Stephan Popp Stephan.Popp@iisb.fraunhofer.de writes:
If the pythonscript named taskDescription.fileName isn't there self.serverErrorCB is called - thats ok. But it prints: reason [Failure instance: Traceback from remote host -- Traceback unavailable]
But I need to know why the call failed. Can anyone please help me to get the traceback or the exception message that the server prints (exceptions.ImportError: No module named fitfunc2).
The returned Failure instance should still encapsulate the underlying exception information in the type and value fields, as is usual with Failure objects. One difference from a local Failure instance though is that type will be a string representation of the exception class and not the class object itself in the PB client context. If you stick with failure.trap() and failure.check() for explicit exception checks in errback chains, they handle both the direct class as well as string version, so errback code will work locally or via a PB client.

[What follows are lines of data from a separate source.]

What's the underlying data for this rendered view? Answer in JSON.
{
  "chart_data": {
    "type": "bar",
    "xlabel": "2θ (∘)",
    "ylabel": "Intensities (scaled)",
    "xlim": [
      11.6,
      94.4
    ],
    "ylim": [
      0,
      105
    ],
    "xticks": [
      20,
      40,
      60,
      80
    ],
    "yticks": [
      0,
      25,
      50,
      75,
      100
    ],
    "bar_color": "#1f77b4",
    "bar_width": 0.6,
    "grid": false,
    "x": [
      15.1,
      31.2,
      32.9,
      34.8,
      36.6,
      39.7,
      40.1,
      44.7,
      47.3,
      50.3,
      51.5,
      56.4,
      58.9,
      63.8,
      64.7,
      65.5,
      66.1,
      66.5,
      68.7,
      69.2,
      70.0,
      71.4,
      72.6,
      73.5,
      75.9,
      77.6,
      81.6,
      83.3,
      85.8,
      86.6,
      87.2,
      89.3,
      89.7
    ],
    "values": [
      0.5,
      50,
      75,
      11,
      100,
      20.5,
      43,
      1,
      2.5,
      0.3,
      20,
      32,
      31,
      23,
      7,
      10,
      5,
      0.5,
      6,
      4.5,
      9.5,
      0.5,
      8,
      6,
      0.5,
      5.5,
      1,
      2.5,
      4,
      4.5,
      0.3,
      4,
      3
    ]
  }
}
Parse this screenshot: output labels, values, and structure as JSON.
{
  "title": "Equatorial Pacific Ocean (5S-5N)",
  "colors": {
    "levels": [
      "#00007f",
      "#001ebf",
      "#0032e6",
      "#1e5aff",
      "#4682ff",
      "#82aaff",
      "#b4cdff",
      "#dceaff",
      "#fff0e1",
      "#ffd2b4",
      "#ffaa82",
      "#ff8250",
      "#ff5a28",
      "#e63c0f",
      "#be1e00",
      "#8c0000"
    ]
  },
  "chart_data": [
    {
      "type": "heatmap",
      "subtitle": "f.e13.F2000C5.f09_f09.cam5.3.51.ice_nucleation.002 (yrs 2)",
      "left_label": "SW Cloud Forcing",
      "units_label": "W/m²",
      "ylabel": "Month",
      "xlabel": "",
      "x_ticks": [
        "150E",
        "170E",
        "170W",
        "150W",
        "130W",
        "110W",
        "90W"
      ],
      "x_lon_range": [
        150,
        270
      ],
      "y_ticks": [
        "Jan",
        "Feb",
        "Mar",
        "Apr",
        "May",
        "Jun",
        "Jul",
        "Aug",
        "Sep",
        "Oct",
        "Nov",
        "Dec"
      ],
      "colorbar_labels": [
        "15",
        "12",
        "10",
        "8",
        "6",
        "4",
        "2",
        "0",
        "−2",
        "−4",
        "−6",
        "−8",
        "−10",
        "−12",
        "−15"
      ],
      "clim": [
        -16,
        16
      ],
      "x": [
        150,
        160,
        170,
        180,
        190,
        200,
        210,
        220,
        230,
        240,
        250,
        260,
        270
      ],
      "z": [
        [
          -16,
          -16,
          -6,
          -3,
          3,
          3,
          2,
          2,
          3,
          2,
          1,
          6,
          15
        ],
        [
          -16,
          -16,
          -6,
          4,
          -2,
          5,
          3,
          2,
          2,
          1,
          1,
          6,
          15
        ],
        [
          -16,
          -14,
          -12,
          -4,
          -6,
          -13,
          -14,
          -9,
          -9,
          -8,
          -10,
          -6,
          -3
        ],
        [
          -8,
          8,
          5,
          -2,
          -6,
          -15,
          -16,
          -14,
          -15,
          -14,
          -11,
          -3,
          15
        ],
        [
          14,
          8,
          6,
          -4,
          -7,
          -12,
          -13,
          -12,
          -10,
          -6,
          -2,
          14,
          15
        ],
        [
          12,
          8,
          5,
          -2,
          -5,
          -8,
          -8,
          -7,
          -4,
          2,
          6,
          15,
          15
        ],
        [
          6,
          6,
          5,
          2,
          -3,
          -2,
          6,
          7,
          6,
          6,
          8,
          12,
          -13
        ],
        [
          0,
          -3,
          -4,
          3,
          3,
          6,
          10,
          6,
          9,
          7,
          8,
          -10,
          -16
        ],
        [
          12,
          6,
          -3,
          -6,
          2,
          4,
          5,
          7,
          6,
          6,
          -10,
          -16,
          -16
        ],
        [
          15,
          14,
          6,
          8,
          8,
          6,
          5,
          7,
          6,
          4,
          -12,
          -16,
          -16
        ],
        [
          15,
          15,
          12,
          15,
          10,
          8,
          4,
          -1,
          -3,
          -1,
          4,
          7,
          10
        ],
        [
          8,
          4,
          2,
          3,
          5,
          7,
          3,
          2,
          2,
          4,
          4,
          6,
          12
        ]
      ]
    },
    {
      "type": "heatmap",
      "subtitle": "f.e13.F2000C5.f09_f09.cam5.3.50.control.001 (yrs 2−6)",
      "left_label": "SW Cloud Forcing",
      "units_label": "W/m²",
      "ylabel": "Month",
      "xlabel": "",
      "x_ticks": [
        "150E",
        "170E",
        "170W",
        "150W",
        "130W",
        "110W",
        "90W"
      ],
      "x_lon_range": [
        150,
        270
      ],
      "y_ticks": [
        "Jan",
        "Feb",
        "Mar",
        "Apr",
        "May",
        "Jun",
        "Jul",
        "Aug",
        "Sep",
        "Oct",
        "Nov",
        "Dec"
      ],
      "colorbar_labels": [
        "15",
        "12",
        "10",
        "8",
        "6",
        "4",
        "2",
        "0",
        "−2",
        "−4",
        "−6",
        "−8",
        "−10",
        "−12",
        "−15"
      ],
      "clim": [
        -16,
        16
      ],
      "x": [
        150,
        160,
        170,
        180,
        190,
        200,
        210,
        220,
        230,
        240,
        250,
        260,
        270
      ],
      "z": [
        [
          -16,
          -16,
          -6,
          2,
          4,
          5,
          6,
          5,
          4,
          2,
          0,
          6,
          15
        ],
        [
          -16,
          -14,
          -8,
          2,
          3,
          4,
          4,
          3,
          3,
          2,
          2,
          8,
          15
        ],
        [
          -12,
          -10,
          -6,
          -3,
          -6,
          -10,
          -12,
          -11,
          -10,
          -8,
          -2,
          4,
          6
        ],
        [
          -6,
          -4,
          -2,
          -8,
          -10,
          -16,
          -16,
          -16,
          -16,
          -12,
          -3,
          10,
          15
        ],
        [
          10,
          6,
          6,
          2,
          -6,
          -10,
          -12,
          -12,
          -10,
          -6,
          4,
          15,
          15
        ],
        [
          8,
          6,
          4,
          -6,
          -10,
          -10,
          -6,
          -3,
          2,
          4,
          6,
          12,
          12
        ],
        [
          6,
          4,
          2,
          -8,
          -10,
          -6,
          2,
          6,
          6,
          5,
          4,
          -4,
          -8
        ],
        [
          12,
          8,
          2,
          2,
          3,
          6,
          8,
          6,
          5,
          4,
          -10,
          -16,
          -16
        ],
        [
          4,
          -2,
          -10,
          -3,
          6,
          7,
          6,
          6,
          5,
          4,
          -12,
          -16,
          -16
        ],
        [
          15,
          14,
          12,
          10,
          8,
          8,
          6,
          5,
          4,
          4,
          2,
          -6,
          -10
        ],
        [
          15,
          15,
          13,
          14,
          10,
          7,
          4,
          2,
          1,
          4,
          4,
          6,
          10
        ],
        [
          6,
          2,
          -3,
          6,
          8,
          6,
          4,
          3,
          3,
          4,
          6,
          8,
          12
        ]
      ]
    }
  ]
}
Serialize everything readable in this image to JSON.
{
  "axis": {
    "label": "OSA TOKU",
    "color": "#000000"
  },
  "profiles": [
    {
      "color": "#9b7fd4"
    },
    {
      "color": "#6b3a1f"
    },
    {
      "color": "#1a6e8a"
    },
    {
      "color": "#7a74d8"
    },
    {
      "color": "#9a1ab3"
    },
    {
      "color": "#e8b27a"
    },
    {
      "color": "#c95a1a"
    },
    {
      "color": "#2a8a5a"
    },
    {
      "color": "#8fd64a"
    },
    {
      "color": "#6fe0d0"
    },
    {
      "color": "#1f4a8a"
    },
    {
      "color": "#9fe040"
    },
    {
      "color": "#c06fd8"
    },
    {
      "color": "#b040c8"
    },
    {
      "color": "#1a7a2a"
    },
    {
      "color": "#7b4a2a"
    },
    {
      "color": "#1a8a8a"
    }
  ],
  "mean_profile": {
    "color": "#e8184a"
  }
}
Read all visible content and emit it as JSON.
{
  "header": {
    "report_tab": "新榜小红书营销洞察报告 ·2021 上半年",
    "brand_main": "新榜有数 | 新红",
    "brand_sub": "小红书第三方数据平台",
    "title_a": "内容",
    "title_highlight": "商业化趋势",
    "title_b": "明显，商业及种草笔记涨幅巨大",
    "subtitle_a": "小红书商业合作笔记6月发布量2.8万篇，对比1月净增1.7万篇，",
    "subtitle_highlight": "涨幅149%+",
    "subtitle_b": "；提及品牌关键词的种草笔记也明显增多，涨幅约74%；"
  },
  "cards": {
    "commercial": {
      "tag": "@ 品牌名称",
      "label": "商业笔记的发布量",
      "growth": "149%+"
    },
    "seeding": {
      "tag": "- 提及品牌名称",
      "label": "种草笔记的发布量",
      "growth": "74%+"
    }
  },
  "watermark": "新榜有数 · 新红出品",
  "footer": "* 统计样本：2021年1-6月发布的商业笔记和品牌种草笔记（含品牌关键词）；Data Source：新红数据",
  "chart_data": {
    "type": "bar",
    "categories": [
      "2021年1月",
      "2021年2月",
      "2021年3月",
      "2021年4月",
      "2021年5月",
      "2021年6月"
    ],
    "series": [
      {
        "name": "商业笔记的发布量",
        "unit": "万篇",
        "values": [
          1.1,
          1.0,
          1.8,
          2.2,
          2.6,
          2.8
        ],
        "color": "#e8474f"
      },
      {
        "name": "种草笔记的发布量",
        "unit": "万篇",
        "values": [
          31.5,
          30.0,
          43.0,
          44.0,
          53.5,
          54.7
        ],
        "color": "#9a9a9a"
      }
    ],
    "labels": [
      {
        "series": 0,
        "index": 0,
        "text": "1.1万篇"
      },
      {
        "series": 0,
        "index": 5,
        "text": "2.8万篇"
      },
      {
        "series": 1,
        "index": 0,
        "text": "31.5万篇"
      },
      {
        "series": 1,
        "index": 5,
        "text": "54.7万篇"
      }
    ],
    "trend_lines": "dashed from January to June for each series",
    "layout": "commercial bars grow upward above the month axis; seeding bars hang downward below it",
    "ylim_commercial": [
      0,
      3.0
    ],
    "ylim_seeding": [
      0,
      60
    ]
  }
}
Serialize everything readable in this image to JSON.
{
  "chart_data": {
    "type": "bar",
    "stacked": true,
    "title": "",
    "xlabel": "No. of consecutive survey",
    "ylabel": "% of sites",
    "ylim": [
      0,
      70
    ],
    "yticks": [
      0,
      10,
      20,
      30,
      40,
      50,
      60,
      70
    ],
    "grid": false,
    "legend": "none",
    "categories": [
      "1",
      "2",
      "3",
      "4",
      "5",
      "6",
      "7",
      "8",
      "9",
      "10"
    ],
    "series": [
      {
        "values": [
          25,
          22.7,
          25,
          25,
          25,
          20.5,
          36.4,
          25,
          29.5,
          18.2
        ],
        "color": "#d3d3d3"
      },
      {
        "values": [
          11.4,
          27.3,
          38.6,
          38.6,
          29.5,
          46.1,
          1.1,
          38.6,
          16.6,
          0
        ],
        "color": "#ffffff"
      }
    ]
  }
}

So you can still identify the root exception (ImportError). It just happens to not show up in the default __str__ output for the failure object (e.g., your print in your errback) but if you were to modify that print to explicitly print out the type and value fields, and not just let the failure object generate its own printable format, you can see the information. And checking for an exception itself rather than looking for textual information in a traceback is probably better for production code.
If you really want to see the traceback during development/debugging, you should see them output as a log message on the server side (if you have twisted logging going somewhere). Alternatively, I believe you can enable "unsafe" tracebacks (which sends the traceback to remote clients) by setting the unsafeTracebacks attribute in the factory on the side on which the exception is being generated - the PBServerFactory side in your case. For PBServerFactory, it's an optional argument to the constructor.